Most experimentally known high-pressure ice phases have a body-centred cubic (bcc) oxygen lattice. Our large-scale molecular-dynamics simulations with a machine-learning potential indicate that, amongst these bcc ice phases, ices VII, VII′ and X are the same thermodynamic phase under different conditions, whereas superionic ice VII″ has a first-order phase boundary with ice VII′. Moreover, at about 300 GPa, the transformation between ice X and the Pbcm phase has a sharp structural change but no apparent activation barrier, whilst at higher pressures the barrier gradually increases.
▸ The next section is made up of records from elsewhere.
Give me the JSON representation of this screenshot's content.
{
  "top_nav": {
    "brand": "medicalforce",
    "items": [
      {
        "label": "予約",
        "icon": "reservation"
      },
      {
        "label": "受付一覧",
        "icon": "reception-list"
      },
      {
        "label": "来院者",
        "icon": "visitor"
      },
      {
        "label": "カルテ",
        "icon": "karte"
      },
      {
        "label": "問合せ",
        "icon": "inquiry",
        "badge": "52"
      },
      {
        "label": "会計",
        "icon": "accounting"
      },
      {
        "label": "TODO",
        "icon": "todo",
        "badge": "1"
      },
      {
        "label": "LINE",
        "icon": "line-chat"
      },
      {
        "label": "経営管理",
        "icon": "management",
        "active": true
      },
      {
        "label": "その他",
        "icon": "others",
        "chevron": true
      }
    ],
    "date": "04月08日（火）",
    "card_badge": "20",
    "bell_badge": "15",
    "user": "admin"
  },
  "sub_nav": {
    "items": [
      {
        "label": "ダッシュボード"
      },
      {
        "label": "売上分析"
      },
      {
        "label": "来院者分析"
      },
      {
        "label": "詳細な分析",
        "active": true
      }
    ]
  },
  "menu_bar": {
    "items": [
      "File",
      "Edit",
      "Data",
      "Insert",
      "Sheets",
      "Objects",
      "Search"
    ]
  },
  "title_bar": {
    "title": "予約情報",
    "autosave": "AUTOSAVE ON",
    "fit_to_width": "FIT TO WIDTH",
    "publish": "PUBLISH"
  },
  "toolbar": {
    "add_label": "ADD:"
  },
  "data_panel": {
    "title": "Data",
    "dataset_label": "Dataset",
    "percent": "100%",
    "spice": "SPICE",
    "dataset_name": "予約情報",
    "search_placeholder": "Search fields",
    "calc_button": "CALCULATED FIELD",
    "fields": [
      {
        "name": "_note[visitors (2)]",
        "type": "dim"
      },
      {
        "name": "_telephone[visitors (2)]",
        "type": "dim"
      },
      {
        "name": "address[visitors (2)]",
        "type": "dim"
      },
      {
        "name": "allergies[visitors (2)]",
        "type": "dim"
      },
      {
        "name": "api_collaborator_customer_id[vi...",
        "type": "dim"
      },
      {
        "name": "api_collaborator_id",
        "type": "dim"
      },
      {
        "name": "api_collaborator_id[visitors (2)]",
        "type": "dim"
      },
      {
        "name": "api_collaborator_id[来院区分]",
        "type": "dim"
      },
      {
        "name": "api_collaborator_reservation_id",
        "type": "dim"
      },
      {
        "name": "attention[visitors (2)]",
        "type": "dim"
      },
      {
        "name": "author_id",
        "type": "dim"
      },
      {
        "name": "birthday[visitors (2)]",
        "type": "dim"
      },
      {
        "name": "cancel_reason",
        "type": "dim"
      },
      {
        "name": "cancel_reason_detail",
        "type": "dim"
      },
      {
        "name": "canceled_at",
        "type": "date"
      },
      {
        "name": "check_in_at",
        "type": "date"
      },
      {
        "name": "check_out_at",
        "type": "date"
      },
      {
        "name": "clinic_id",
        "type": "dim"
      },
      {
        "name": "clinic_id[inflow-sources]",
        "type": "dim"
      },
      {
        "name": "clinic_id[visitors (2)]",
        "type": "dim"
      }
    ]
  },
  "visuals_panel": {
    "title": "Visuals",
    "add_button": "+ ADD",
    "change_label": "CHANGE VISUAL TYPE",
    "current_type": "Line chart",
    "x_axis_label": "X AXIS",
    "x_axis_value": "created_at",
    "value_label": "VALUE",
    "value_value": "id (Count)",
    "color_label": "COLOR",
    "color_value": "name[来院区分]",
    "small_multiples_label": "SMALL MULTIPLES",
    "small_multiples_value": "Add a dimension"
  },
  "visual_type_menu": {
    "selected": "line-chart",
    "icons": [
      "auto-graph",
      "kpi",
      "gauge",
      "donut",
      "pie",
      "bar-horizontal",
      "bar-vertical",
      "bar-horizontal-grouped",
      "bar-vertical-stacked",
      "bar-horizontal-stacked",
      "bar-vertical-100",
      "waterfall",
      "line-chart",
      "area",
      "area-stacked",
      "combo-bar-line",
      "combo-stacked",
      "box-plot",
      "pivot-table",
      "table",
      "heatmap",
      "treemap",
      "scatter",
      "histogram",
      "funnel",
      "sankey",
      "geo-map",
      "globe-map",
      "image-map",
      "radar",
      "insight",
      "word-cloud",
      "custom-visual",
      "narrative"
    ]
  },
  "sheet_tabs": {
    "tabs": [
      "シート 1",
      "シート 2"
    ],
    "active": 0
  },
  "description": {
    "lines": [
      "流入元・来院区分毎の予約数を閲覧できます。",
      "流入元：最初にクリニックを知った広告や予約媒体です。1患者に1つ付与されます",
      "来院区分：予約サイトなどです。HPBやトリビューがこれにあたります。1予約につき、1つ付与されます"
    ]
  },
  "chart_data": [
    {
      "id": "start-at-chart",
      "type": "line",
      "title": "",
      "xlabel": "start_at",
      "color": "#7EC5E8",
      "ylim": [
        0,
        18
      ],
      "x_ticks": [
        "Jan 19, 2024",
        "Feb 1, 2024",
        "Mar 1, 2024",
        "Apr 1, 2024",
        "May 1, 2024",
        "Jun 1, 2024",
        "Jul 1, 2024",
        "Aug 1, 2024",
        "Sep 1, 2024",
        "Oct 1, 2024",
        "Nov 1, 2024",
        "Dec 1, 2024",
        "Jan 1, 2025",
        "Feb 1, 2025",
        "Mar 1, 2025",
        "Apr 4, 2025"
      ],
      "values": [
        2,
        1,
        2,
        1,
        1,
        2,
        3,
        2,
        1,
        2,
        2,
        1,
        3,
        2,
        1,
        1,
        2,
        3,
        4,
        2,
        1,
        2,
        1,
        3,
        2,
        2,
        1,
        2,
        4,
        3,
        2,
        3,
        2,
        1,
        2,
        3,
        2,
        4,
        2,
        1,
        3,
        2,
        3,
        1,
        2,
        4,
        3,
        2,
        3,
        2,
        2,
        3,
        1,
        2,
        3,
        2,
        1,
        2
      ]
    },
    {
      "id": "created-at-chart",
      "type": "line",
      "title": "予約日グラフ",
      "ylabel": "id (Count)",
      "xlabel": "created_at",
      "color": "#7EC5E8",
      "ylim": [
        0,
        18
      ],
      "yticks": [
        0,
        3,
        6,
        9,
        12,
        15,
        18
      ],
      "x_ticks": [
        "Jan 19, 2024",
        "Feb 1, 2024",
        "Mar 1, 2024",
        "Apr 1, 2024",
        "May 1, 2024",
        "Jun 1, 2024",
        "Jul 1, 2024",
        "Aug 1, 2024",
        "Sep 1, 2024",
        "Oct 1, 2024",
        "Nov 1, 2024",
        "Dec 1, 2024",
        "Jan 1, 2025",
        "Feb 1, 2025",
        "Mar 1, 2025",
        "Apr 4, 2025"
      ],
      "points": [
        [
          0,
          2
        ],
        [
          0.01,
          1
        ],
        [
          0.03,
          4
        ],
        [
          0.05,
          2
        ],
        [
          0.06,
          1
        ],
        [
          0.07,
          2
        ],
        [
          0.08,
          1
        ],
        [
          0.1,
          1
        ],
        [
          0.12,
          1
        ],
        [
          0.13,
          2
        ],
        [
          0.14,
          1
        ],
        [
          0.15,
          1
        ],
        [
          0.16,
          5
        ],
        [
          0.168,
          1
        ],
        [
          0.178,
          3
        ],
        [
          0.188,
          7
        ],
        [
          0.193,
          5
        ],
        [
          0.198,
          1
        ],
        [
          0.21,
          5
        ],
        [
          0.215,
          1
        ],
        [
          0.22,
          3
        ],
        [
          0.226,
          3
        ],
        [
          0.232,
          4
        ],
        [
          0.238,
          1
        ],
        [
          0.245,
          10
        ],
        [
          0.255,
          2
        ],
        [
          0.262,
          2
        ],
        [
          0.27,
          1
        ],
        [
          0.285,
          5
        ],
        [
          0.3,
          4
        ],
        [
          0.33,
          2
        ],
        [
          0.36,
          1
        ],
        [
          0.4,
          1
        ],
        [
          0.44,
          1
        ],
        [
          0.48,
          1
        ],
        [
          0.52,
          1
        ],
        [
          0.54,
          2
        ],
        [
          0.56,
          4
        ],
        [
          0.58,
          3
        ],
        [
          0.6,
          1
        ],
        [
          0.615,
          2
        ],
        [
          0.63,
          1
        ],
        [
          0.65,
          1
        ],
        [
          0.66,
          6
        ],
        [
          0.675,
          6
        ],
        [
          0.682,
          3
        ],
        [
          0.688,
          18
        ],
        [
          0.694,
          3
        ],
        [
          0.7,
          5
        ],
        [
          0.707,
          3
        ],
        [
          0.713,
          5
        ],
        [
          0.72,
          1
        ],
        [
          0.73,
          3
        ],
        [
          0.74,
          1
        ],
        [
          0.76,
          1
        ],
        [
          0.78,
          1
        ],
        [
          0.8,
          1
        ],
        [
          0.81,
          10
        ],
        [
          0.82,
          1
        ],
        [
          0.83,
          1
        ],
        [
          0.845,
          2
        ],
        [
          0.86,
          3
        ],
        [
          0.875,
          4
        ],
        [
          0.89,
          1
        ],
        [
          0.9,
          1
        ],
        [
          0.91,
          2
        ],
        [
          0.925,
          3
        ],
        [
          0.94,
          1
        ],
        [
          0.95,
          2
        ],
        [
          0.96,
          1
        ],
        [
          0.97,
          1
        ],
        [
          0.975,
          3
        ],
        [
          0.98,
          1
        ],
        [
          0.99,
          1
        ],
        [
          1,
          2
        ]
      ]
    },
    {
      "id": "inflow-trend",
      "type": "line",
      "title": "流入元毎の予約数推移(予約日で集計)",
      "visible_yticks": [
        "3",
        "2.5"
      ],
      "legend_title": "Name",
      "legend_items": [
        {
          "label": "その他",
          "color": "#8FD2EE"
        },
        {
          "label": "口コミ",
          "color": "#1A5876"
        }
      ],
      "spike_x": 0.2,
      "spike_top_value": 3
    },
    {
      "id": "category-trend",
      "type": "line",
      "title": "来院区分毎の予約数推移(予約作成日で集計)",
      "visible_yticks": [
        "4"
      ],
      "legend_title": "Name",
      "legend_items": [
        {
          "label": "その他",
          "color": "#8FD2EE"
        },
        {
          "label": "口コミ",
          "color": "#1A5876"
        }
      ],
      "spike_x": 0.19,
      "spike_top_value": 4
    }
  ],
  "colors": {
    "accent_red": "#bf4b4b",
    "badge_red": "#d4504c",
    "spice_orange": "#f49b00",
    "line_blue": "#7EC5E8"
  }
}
Our study thus clarifies the phase behaviour of the high-pressure ices and reveals peculiar solid–solid transition mechanisms not known in other systems.

大多数实验上已知的高压冰相具有体心立方（bcc）氧晶格。我们具有机器学习潜力的大规模分子动力学模拟表明，在这些 bcc 冰相中，冰 VII、VII' 和 X 在不同条件下是相同的热力学相，而超离子冰 VII" 具有一级相与冰 VII' 的边界。此外，在大约 300 GPa 时，冰 X 和 P bcm相之间的转变具有急剧的结构变化，但没有明显的活化势垒，而在较高压力下，势垒逐渐增加。因此，我们的研究阐明了高压冰的相行为，并揭示了其他系统中不知道的特殊固固转变机制。